La incertidumbre de quienes viven como evacuados tras la catástrofe

A una nena le cantan el feliz cumpleaños, un perro acompaña a su familia y un hombre espera que lleguen sus parientes a visitarlo. En el gimnasio municipal Nº 2 los evacuados viven el día a día limpiando sus sectores y tomando mate para tratar de apagar la tristeza que ocasiona perderlo todo y no saber cuándo podrán volver a su hogares.

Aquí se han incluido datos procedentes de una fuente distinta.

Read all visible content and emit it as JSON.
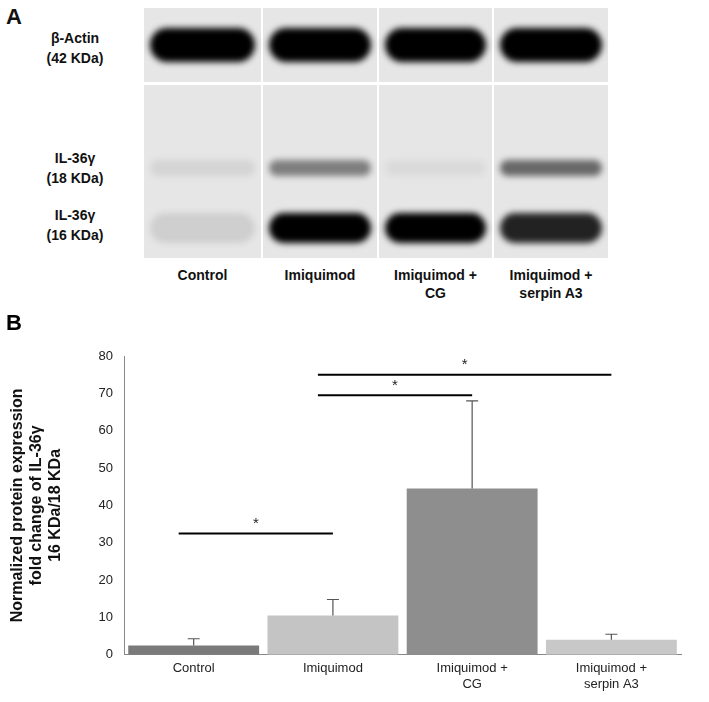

El gimnasio municipal Nº 2, en el Pueyrredón, prácticamente parece un pequeño barrio, en este caso de los desarraigados. En su ingreso, personal de Gendarmería presta el servicio de seguridad para evitar desórdenes y el ingreso de desconocidos, mientras en una oficina del mismo hall dos médicas y un enfermero brindan asistencia sanitaria a los evacuados y a quienes se acercan desde los distintos barrios y en el interior del recinto decenas de familias conviven respetando sus lugares, donde descansan, se alimentan y pasan las largas horas del día.
En el recinto deportivo cerca de 90 personas todavía están evacuadas por el temporal. Allí comen, se bañan y esperan una pronta solución a su problema habitacional, ya que algunos prácticamente lo perdieron todo y otros todavía no pueden ingresar a sus viviendas.

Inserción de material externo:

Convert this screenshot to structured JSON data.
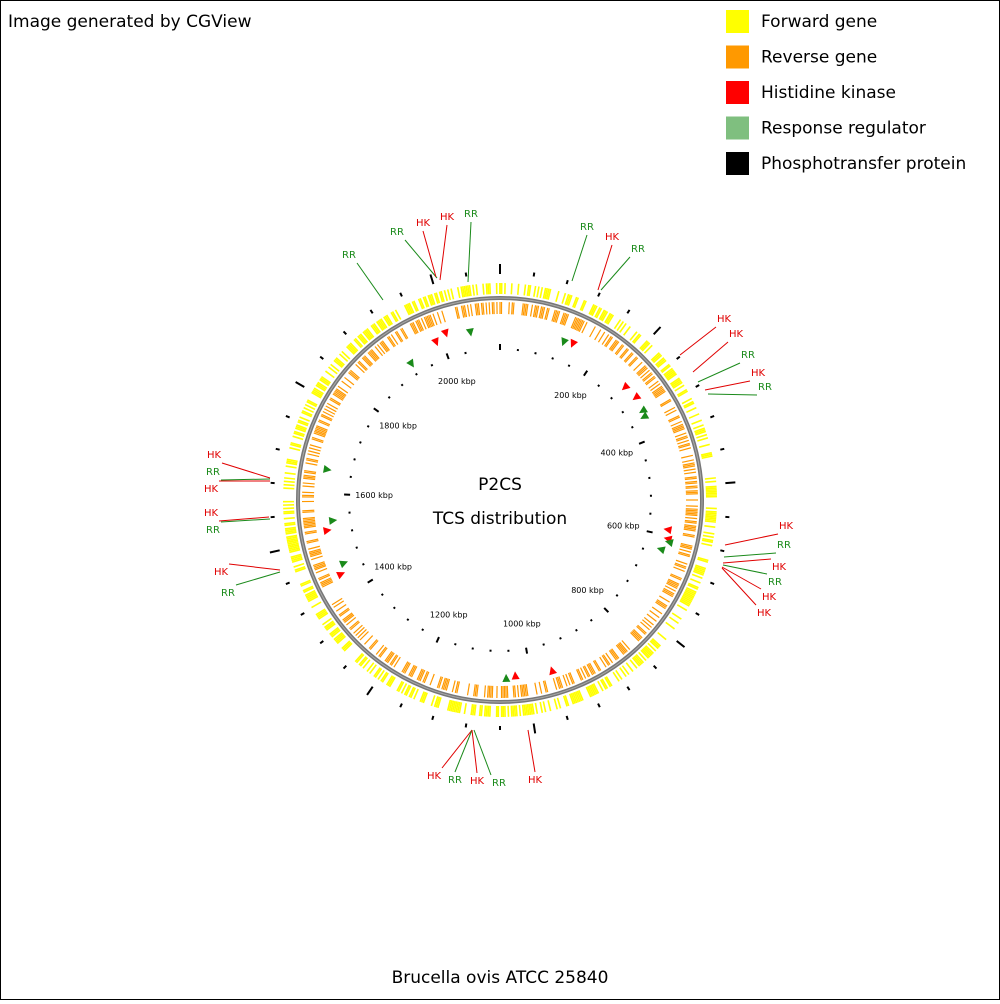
{
  "header": {
    "title": "Image generated by CGView"
  },
  "legend": [
    {
      "label": "Forward gene",
      "color": "#ffff00"
    },
    {
      "label": "Reverse gene",
      "color": "#ff9900"
    },
    {
      "label": "Histidine kinase",
      "color": "#ff0000"
    },
    {
      "label": "Response regulator",
      "color": "#7fbf7f"
    },
    {
      "label": "Phosphotransfer protein",
      "color": "#000000"
    }
  ],
  "center": {
    "title": "P2CS",
    "subtitle": "TCS distribution"
  },
  "ruler": [
    "200 kbp",
    "400 kbp",
    "600 kbp",
    "800 kbp",
    "1000 kbp",
    "1200 kbp",
    "1400 kbp",
    "1600 kbp",
    "1800 kbp",
    "2000 kbp"
  ],
  "features": [
    "RR",
    "RR",
    "HK",
    "HK",
    "RR",
    "RR",
    "HK",
    "RR",
    "HK",
    "HK",
    "RR",
    "HK",
    "RR",
    "HK",
    "RR",
    "HK",
    "RR",
    "HK",
    "HK",
    "HK",
    "RR",
    "HK",
    "RR",
    "HK",
    "HK",
    "RR",
    "HK",
    "HK",
    "RR",
    "HK",
    "RR"
  ],
  "footer": {
    "title": "Brucella ovis ATCC 25840"
  }
}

Perla Enciso, una de las vecinas que llegó allí proveniente de la zona de Quintas 2 del barrio Máximo Abásolo, contó que cada día comienza a las 8, con el inicio de las actividades. Generalmente toman maté cocido o té y mientras tanto algunos comienzan a limpiar.
En su caso ella está con su hermana, su cuñado y sus sobrinos, incluido un bebe de dos meses. Es que perdieron todo. Su casa estaba sobre la ladera de un cerro que prácticamente se desmoronó, llevándose consigo la precaria vivienda y un pequeño quiosco que su hermana tenía.
“Estamos bien, no nos podemos quejar. Estamos esperando una solución del Gobierno, nos dijeron que esperemos, pero no tenemos a donde ir”, contó.
Perla aseguró que en el gimnasio las actividades se extienden "hasta las doce cuando se apagan todas las luces", mientras durante el día para pasar el tiempo cosen, toman mate y charlan. “Nosotros estamos con una señora que es de Formosa. A la mañana tomamos mate cocido y al mediodía comida y después si sobra té, la recalientan a la noche. Ayer comimos guiso de arroz, pero parecía guiso de puré” contó entre risas, reconociendo que no pueden "ser delicados porque todos estamos necesitando".
Julio Flores, de 80 años, ayer en cambio aún no sabía cuál era el estado de su vivienda en el barrio Pueyrredón sobre la calle Basilio Mijulkow. Solo estaba al tanto de que sus dos perros, que quedaron atrapados en el patio, estaban bien porque un vecino los alimentaba. El hombre tenía el pie hinchado y se estaba haciendo curaciones cuando un equipo de este medio se acercó.
“Me dijeron que no se puede entrar porque dos máquinas quedaron encajadas. Creo que lo perdí todo. Se tapó la tierra en la calle y se vino el río para mi casa, entró el agua de golpe, se llevó el portón grande, todo”, sentenció el hombre que vino de Jujuy en 1979 y que aún espera la visita de sus familiares.

Y LA VIDA VA

Mientras Julio charlaba con un equipo de este medio, recibió la visita de integrantes de la Fundación el Arte de Vivir (que en este país tiene en Mauricio Macri a uno de sus principales difusores), que se acercaron para brindar contención a los evacuados con actividades para niños y grandes.
El hombre optó por mirar las actividades desde lejos y no moverse de su lugar. Otros en cambio se acercaron al sector que se preparó para las actividades de los adultos, donde según explicó Carlos Zamboschi -integrante de la fundación-, les brindarían "un curso para bajar las emociones negativas a través de juegos y ejercicios de respiración", tal como piensan realizar hoy en el Gimnasio municipal Nº 4 de Km 8.
Mientras tanto los más chicos, que minutos antes corrían por el recinto, se reunían en un círculo con Evelin, una de las coordinadoras de la fundación que llegó desde Buenos Aires. Todos juntos le cantaron el cumpleaños a Valentina, una de las nenas evacuadas que esta vez tuvo un festejo particular. Es que la vida sigue en el Gimnasio municipal Nº 2, tal como sucede en los otros centros de evacuados, donde aquellos que perdieron todo le ponen la mejor cara a todo lo que les toca vivir.